For me, this is a very confusing and unexpected behaviour. I was not able to find hints in the documentation.

  • Is this behaviour expected? Why is it happening this way?
  • I would expect the 3rd row to hold the string "456" for col1 and the empty string "" for col2. How can I achieve this behaviour (which feels much more natural to me)?

Solution

  • It's not possible to mix different data types in a single column when using Spark.

    When reading the json file, Spark will try to infer the data type of each column (see the note at the bottom for more details). Here, Spark believes col1 to be of string type and col2 to be double. This can be confirmed by reading the json file and using printSchema on the dataframe.
    This means that the data is the parsed based on these inferred data types. Spark will therefore try to parse "" as a double which obviously fails. (For the second row in col1 it works since col1 is inferred to be of string type, "" is therefore a valid input.)

    When using spark.read.json it's possible to set different modes. From the documentation we have:

    mode -
    allows a mode for dealing with corrupt records during parsing. If None is set, it uses the default value, PERMISSIVE.

    • PERMISSIVE: when it meets a corrupted record, puts the malformed string into a field configured by columnNameOfCorruptRecord, and sets other fields to null. To keep corrupt records, an user can set a string type field named columnNameOfCorruptRecord in an user-defined schema. If a schema does not have the field, it drops corrupt records during parsing. When inferring a schema, it implicitly adds a columnNameOfCorruptRecord field in an output schema.
    • DROPMALFORMED: ignores the whole corrupted records.
    • FAILFAST: throws an exception when it meets corrupted records.

    From the above, we can see that PERMISSIVE mode is used by default and that if a corrupted record is encountered, all fields are set to null. This is what happens in this case. To confirm, it's possible to set mode to FAILFAST,

    spark.read.json("my.json", mode='FAILFAST')
    

    which would give an exception.

    This could be solved by not inferring the data types and reading everything as strings instead.

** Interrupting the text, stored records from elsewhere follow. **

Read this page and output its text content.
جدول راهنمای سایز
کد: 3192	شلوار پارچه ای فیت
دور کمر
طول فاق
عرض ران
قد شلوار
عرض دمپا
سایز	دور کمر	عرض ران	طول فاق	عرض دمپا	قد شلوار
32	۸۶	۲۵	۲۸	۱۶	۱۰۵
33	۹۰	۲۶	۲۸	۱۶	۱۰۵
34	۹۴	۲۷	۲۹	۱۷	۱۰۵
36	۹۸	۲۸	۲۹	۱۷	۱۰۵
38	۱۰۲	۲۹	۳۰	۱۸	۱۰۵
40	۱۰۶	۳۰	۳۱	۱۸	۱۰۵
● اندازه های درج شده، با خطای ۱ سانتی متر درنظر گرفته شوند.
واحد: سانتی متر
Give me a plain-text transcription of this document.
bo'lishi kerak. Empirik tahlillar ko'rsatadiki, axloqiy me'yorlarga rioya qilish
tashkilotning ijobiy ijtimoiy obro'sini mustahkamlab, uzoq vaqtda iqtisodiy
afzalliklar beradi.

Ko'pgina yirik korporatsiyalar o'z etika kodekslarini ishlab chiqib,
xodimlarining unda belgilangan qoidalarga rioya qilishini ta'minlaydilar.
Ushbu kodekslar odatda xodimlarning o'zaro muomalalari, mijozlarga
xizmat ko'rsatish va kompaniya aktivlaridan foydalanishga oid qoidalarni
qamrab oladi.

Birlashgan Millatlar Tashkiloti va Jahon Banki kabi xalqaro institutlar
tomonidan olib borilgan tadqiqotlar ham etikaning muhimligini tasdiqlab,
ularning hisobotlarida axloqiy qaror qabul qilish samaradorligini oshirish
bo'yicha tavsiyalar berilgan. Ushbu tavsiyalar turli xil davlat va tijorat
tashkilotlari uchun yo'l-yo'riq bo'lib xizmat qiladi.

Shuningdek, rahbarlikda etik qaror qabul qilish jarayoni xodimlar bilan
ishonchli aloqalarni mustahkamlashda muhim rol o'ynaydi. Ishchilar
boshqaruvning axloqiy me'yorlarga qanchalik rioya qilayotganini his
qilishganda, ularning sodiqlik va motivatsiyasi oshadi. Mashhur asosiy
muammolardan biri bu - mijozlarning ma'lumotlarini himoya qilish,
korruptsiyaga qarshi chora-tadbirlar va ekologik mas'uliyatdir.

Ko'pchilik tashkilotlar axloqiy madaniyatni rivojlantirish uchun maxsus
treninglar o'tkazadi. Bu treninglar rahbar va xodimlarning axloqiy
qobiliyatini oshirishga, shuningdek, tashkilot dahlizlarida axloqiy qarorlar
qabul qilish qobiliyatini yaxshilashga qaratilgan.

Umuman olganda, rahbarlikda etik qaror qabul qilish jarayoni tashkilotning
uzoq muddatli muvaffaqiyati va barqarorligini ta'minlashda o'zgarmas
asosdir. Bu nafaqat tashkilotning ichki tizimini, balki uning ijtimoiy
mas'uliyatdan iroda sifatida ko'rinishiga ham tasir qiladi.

    spark.read.json("my.json", primitivesAsString='true')
    

    Note: The schema inference for json is a bit different compared to other sources such as csv and txt, see here. For json files, both "" and null have special handling to deal with json generators that do not differentiate between the two. For csv files, a column with an empty string "" would still make the whole column be inferred to be string but this will not be the case for json.

    As a side note, replacing "" with e.g. "5" in col2 will make the inferred column type be string.